Activity assays were carried out using cultures of subtilase‐expressing clones (host strain: E. coli DH10B) grown at 20°C and 180 r.p.m. rotary shaking for 20 days. To prepare crude cell extracts, cells were harvested by centrifugation, resuspended in 1/20 volume of ice‐cold 50 mM phosphate buffer (pH 7) and disrupted by sonification. Supernatants were obtained by centrifugation at 5000 g for 5 min (4°C). Reactions were carried out in a total volume of 100 µl in microtitre plates (Opaque Plates, black; Corning BV Life Sciences), using BODIPY FL casein (Invitrogen) as a substrate (4.5 µg ml−1). Reactions were buffered with 200 mM buffer according to the desired pH (Tris‐HCl for pH 7.6 and 8.6 and Glycine‐NaOH for pH 9.0). End‐point measurements of fluorescence (λex = 485 nm, λem = 520 nm) were carried out after 1 h of incubation at different temperatures and pH values, using a FLUOstar fluorescence reader (BMG Lab Technologies). Reactions were carried out in the presence of 1 mM EDTA at 37°C and 50°C at pH 8.6 to monitor the influence of divalent cations on enzyme activity.
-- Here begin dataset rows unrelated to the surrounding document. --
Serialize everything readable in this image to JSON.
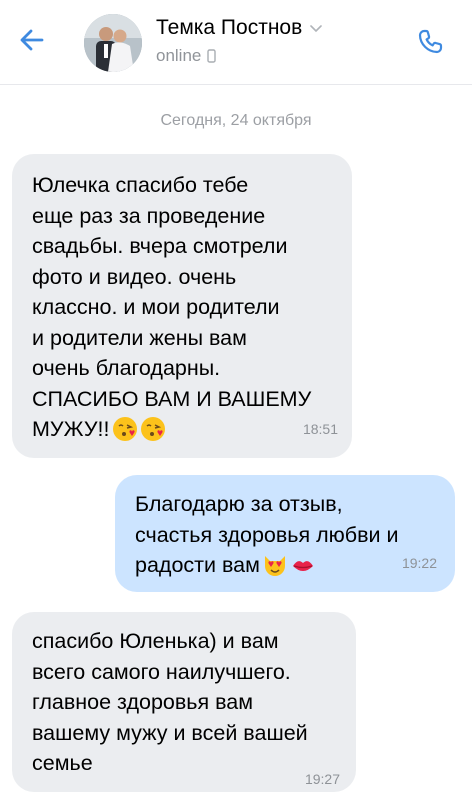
{
  "header": {
    "contact_name": "Темка Постнов",
    "status": "online",
    "back_icon": "arrow-left-icon",
    "call_icon": "phone-call-icon",
    "accent_color": "#3f8ae0"
  },
  "chat": {
    "date_separator": "Сегодня, 24 октября",
    "messages": [
      {
        "direction": "incoming",
        "text": "Юлечка спасибо тебе\nеще раз за проведение\nсвадьбы.  вчера смотрели\nфото и видео.  очень\nклассно.  и мои родители\nи родители  жены  вам\nочень благодарны.\nСПАСИБО ВАМ И ВАШЕМУ\nМУЖУ!!",
        "emojis": [
          "kissing-face-emoji",
          "kissing-face-emoji"
        ],
        "time": "18:51"
      },
      {
        "direction": "outgoing",
        "text": "Благодарю за отзыв,\nсчастья здоровья любви и\nрадости вам",
        "emojis": [
          "heart-eyes-cat-emoji",
          "kiss-mark-emoji"
        ],
        "time": "19:22"
      },
      {
        "direction": "incoming",
        "text": "спасибо  Юленька) и вам\nвсего самого наилучшего.\nглавное здоровья  вам\nвашему мужу и всей вашей\nсемье",
        "emojis": [],
        "time": "19:27"
      }
    ]
  }
}
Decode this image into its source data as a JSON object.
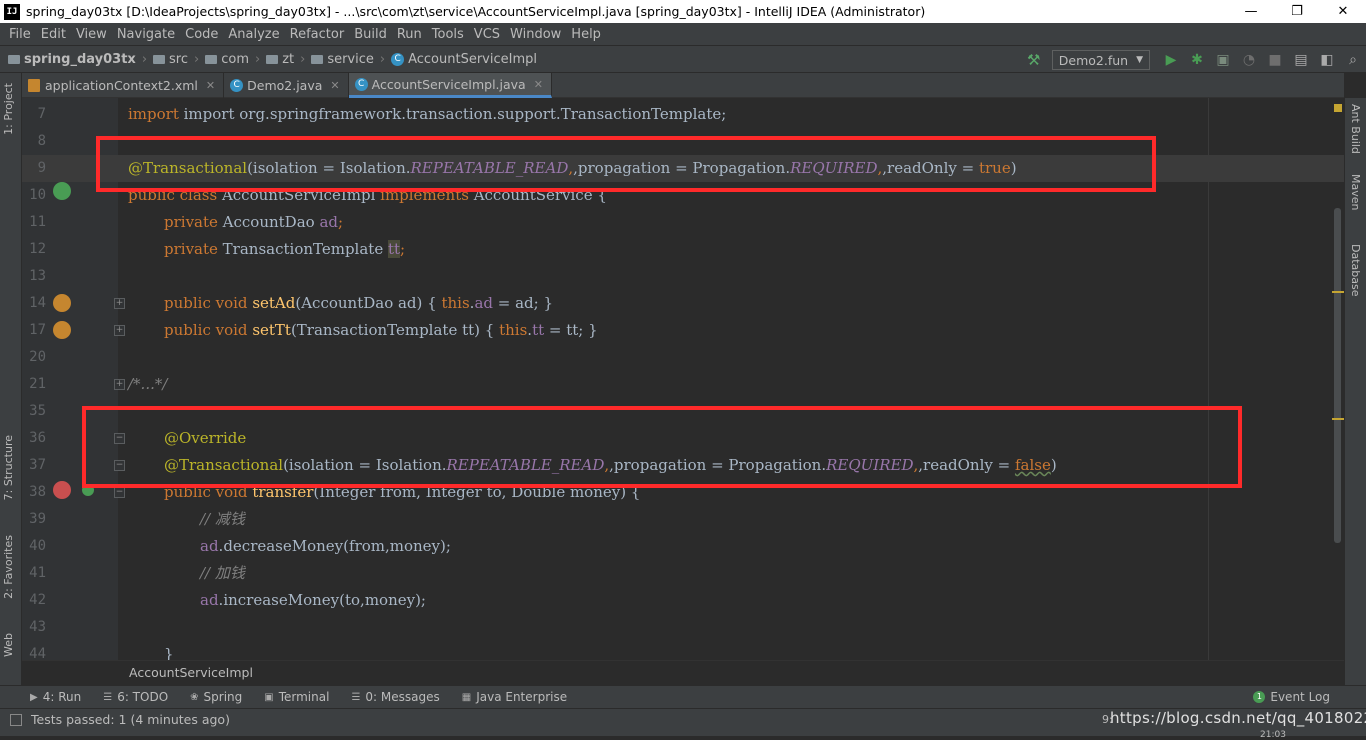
{
  "window": {
    "app_icon": "IJ",
    "title": "spring_day03tx [D:\\IdeaProjects\\spring_day03tx] - ...\\src\\com\\zt\\service\\AccountServiceImpl.java [spring_day03tx] - IntelliJ IDEA (Administrator)",
    "minimize": "—",
    "maximize": "❐",
    "close": "✕"
  },
  "menu": [
    "File",
    "Edit",
    "View",
    "Navigate",
    "Code",
    "Analyze",
    "Refactor",
    "Build",
    "Run",
    "Tools",
    "VCS",
    "Window",
    "Help"
  ],
  "breadcrumbs": {
    "project": "spring_day03tx",
    "items": [
      "src",
      "com",
      "zt",
      "service"
    ],
    "file": "AccountServiceImpl"
  },
  "toolbar": {
    "run_config": "Demo2.fun",
    "hammer_icon": "hammer-icon",
    "dropdown_arrow": "▼"
  },
  "tabs": [
    {
      "label": "applicationContext2.xml",
      "active": false
    },
    {
      "label": "Demo2.java",
      "active": false
    },
    {
      "label": "AccountServiceImpl.java",
      "active": true
    }
  ],
  "left_tool_tabs": [
    "1: Project",
    "7: Structure",
    "2: Favorites",
    "Web"
  ],
  "right_tool_tabs": [
    "Ant Build",
    "Maven",
    "Database"
  ],
  "lines": [
    {
      "num": "7"
    },
    {
      "num": "8"
    },
    {
      "num": "9"
    },
    {
      "num": "10"
    },
    {
      "num": "11"
    },
    {
      "num": "12"
    },
    {
      "num": "13"
    },
    {
      "num": "14"
    },
    {
      "num": "17"
    },
    {
      "num": "20"
    },
    {
      "num": "21"
    },
    {
      "num": "35"
    },
    {
      "num": "36"
    },
    {
      "num": "37"
    },
    {
      "num": "38"
    },
    {
      "num": "39"
    },
    {
      "num": "40"
    },
    {
      "num": "41"
    },
    {
      "num": "42"
    },
    {
      "num": "43"
    },
    {
      "num": "44"
    }
  ],
  "code": {
    "l7": "import org.springframework.transaction.support.TransactionTemplate;",
    "l9_ann": "@Transactional",
    "l9_a": "(isolation = Isolation.",
    "l9_b": "REPEATABLE_READ",
    "l9_c": ",propagation = Propagation.",
    "l9_d": "REQUIRED",
    "l9_e": ",readOnly = ",
    "l9_f": "true",
    "l9_g": ")",
    "l10_kw": "public class ",
    "l10_a": "AccountServiceImpl ",
    "l10_kw2": "implements ",
    "l10_b": "AccountService {",
    "l11_kw": "private ",
    "l11_a": "AccountDao ",
    "l11_f": "ad",
    "l11_s": ";",
    "l12_kw": "private ",
    "l12_a": "TransactionTemplate ",
    "l12_f": "tt",
    "l12_s": ";",
    "l14_kw": "public void ",
    "l14_m": "setAd",
    "l14_a": "(AccountDao ad) ",
    "l14_b": "{ ",
    "l14_kw2": "this",
    "l14_c": ".",
    "l14_f": "ad",
    "l14_d": " = ad; }",
    "l17_kw": "public void ",
    "l17_m": "setTt",
    "l17_a": "(TransactionTemplate tt) ",
    "l17_b": "{ ",
    "l17_kw2": "this",
    "l17_c": ".",
    "l17_f": "tt",
    "l17_d": " = tt; }",
    "l21": "/*...*/",
    "l36": "@Override",
    "l37_ann": "@Transactional",
    "l37_a": "(isolation = Isolation.",
    "l37_b": "REPEATABLE_READ",
    "l37_c": ",propagation = Propagation.",
    "l37_d": "REQUIRED",
    "l37_e": ",readOnly = ",
    "l37_f": "false",
    "l37_g": ")",
    "l38_kw": "public void ",
    "l38_m": "transfer",
    "l38_a": "(Integer from, Integer to, Double money) {",
    "l39": "// 减钱",
    "l40_f": "ad",
    "l40_a": ".decreaseMoney(from,money);",
    "l41": "// 加钱",
    "l42_f": "ad",
    "l42_a": ".increaseMoney(to,money);",
    "l44": "}"
  },
  "bottom_breadcrumb": "AccountServiceImpl",
  "tool_windows": [
    {
      "label": "4: Run",
      "icon": "▶"
    },
    {
      "label": "6: TODO",
      "icon": "☰"
    },
    {
      "label": "Spring",
      "icon": "❀"
    },
    {
      "label": "Terminal",
      "icon": "▣"
    },
    {
      "label": "0: Messages",
      "icon": "☰"
    },
    {
      "label": "Java Enterprise",
      "icon": "▦"
    }
  ],
  "event_log": "Event Log",
  "status": {
    "message": "Tests passed: 1 (4 minutes ago)",
    "position": "9:",
    "watermark": "https://blog.csdn.net/qq_40180229",
    "clock": "21:03"
  },
  "colors": {
    "highlight_box": "#ff2a2a",
    "keyword": "#cc7832",
    "annotation": "#bbb529",
    "field": "#9876aa",
    "method": "#ffc66d"
  }
}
Stability under alkaline conditions and at elevated temperatures was tested by pre‐incubating enzyme containing solutions for 15 min at pH 10.9 (adjusted with 1 M NaCO3) and 50°C before carrying out the activity assay as described above. Reactions for all metagenomic proteases were carried out in parallel. Control reactions with crude cell extracts of E. coli DH10B carrying respective vectors without an insert were routinely performed and did not show any detectable background activity.
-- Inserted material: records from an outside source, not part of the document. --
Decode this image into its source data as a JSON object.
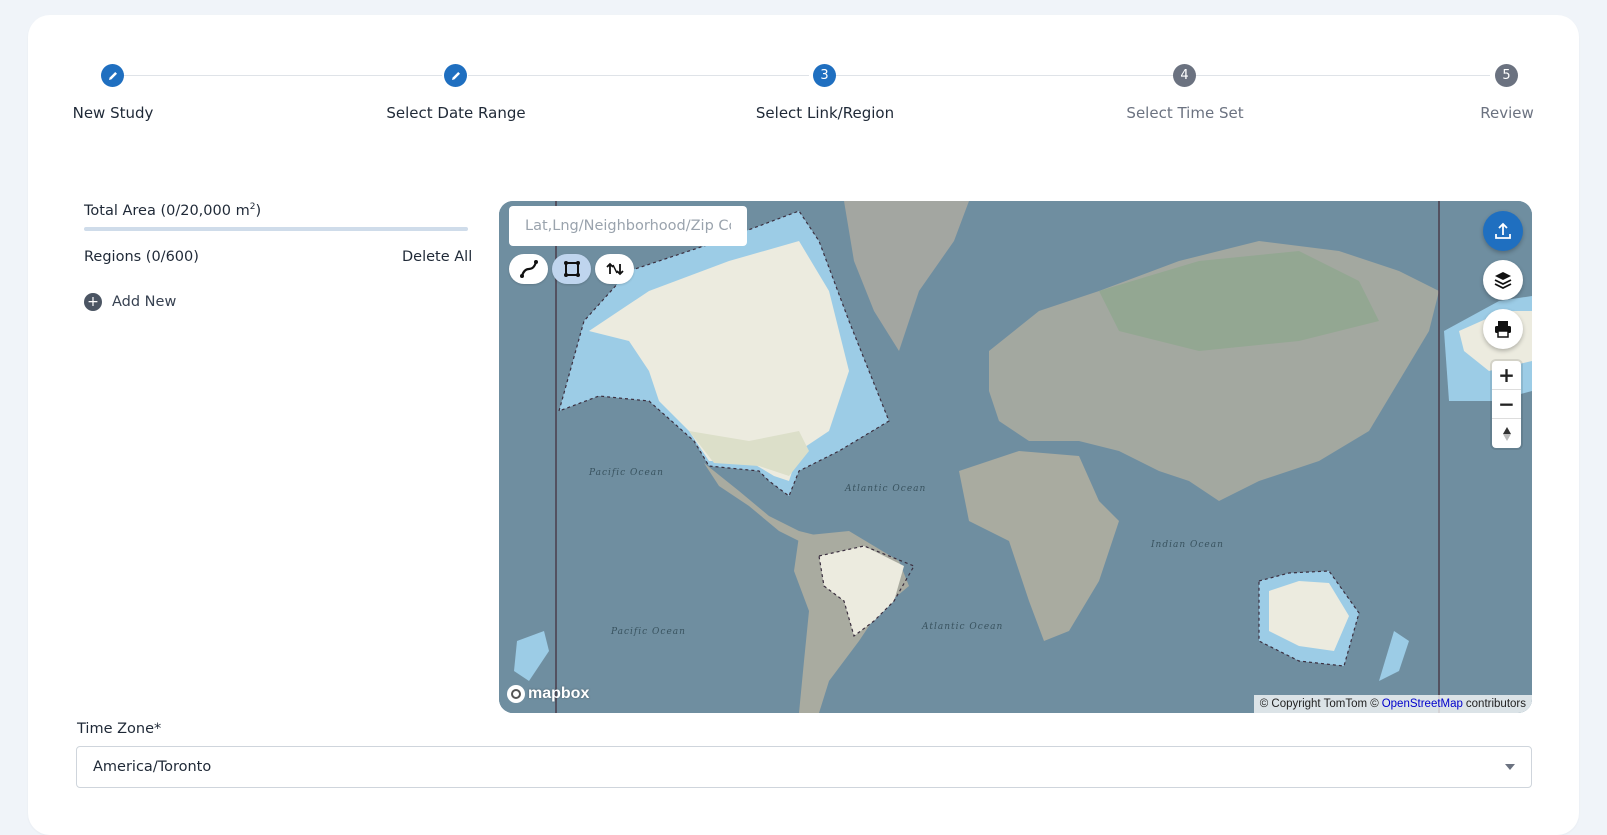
{
  "stepper": {
    "steps": [
      {
        "label": "New Study",
        "marker": "",
        "state": "done"
      },
      {
        "label": "Select Date Range",
        "marker": "",
        "state": "done"
      },
      {
        "label": "Select Link/Region",
        "marker": "3",
        "state": "active"
      },
      {
        "label": "Select Time Set",
        "marker": "4",
        "state": "todo"
      },
      {
        "label": "Review",
        "marker": "5",
        "state": "todo"
      }
    ]
  },
  "panel": {
    "total_area_prefix": "Total Area (0/20,000 m",
    "total_area_sup": "2",
    "total_area_suffix": ")",
    "area_used_fraction": 0,
    "regions_label": "Regions (0/600)",
    "delete_all_label": "Delete All",
    "add_new_label": "Add New"
  },
  "map": {
    "search_placeholder": "Lat,Lng/Neighborhood/Zip Cod",
    "ocean_labels": {
      "pacific": "Pacific Ocean",
      "atlantic": "Atlantic Ocean",
      "indian": "Indian Ocean"
    },
    "logo_text": "mapbox",
    "attribution": {
      "prefix": "© Copyright TomTom ©",
      "link": "OpenStreetMap",
      "suffix": "contributors"
    },
    "colors": {
      "water": "#6f8ea0",
      "land": "#a9aba0",
      "selected_land": "#ecebdf",
      "shallow": "#9ccce6",
      "accent": "#1f6fc0"
    }
  },
  "timezone": {
    "label": "Time Zone*",
    "value": "America/Toronto"
  }
}
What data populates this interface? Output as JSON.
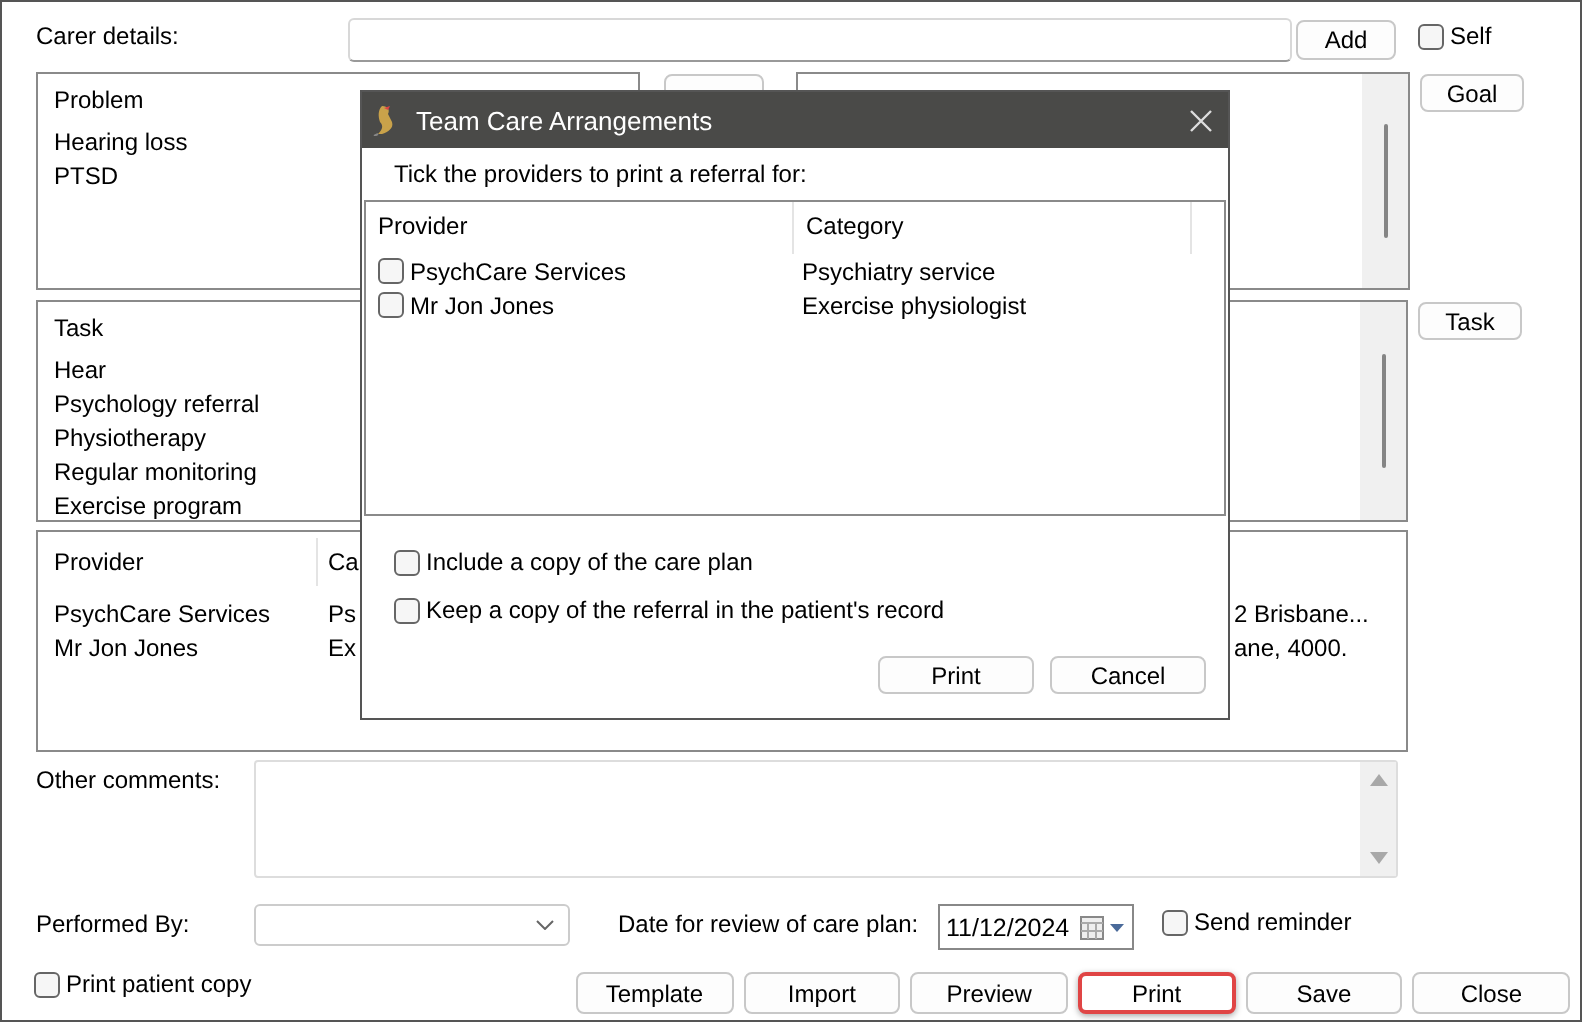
{
  "carer": {
    "label": "Carer details:",
    "add_button": "Add",
    "self": {
      "label": "Self",
      "checked": false
    }
  },
  "problems": {
    "header": "Problem",
    "items": [
      "Hearing loss",
      "PTSD"
    ]
  },
  "goal_button": "Goal",
  "tasks": {
    "header": "Task",
    "items": [
      "Hear",
      "Psychology referral",
      "Physiotherapy",
      "Regular monitoring",
      "Exercise program"
    ]
  },
  "task_button": "Task",
  "providers": {
    "columns": [
      "Provider",
      "Ca"
    ],
    "rows": [
      [
        "PsychCare Services",
        "Ps",
        "2 Brisbane..."
      ],
      [
        "Mr Jon Jones",
        "Ex",
        "ane, 4000."
      ]
    ]
  },
  "comments": {
    "label": "Other comments:"
  },
  "performed_by": {
    "label": "Performed By:"
  },
  "review_date": {
    "label": "Date for review of care plan:",
    "value": "11/12/2024"
  },
  "send_reminder": {
    "label": "Send reminder",
    "checked": false
  },
  "print_patient_copy": {
    "label": "Print patient copy",
    "checked": false
  },
  "buttons": [
    {
      "label": "Template",
      "highlighted": false
    },
    {
      "label": "Import",
      "highlighted": false
    },
    {
      "label": "Preview",
      "highlighted": false
    },
    {
      "label": "Print",
      "highlighted": true
    },
    {
      "label": "Save",
      "highlighted": false
    },
    {
      "label": "Close",
      "highlighted": false
    }
  ],
  "dialog": {
    "title": "Team Care Arrangements",
    "instruction": "Tick the providers to print a referral for:",
    "columns": [
      "Provider",
      "Category"
    ],
    "rows": [
      {
        "provider": "PsychCare Services",
        "category": "Psychiatry service",
        "checked": false
      },
      {
        "provider": "Mr Jon Jones",
        "category": "Exercise physiologist",
        "checked": false
      }
    ],
    "options": [
      {
        "label": "Include a copy of the care plan",
        "checked": false
      },
      {
        "label": "Keep a copy of the referral in the patient's record",
        "checked": false
      }
    ],
    "buttons": [
      "Print",
      "Cancel"
    ]
  }
}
Laundry application assays

Textiles with standardized soiling were obtained from the Swiss Federal Laboratories for Materials Testing and Research (EMPA). Textiles were washed for 30 min at 40°C, using 5.9 g of washing powder per litre of water (16° German water hardness). The basic washing powder contained 4% (w/v) linear alkyl benzene sulfonate (sodium salt), 4% (w/v) C12–C18 fatty alcohol sulfate (sodium salt), 5.5% (w/v) C12–C18 fatty alcohol with 7EO, 1% (w/v) sodium soap, 11% (w/v) sodium carbonate, 2.5% (w/v) amorphous sodium bisilicate, 20% (w/v) sodium perborate tetrahydrate, 5.5% (w/v) tetra‐acetyl ethylene diamine (TAED), 25% zeolite A, 4.5% (w/v) polycarboxylate, 0.5% (w/v) phosphonate, 2.5% (w/v) granulated foaming inhibitor, 5% (w/v) sodium sulfate, rest: water, optical bleach, salts. Basic washing powder without further additives was used as a negative control. As a positive control, basic washing powder was supplemented with 0.2% (w/v) and 0.5% (w/v) B. lentus alkaline protease, yielding a specific activity of 2400 and 6000 PE [protease units as determined according to van Raay and colleagues (1970)], respectively, per litre of washing liquor. Corresponding activity concentrations were used for the proteases identified in this study. After the washing, the degree of whiteness of the washed textiles was compared with the one of barium sulfate that was defined as 100%. Triplicate measurements were carried out using a Datacolor SF500‐2 spectrometer (Datacolor) at 460 nm, 30 mm aperture, no brilliance, illuminant D65, 10°, d/8°.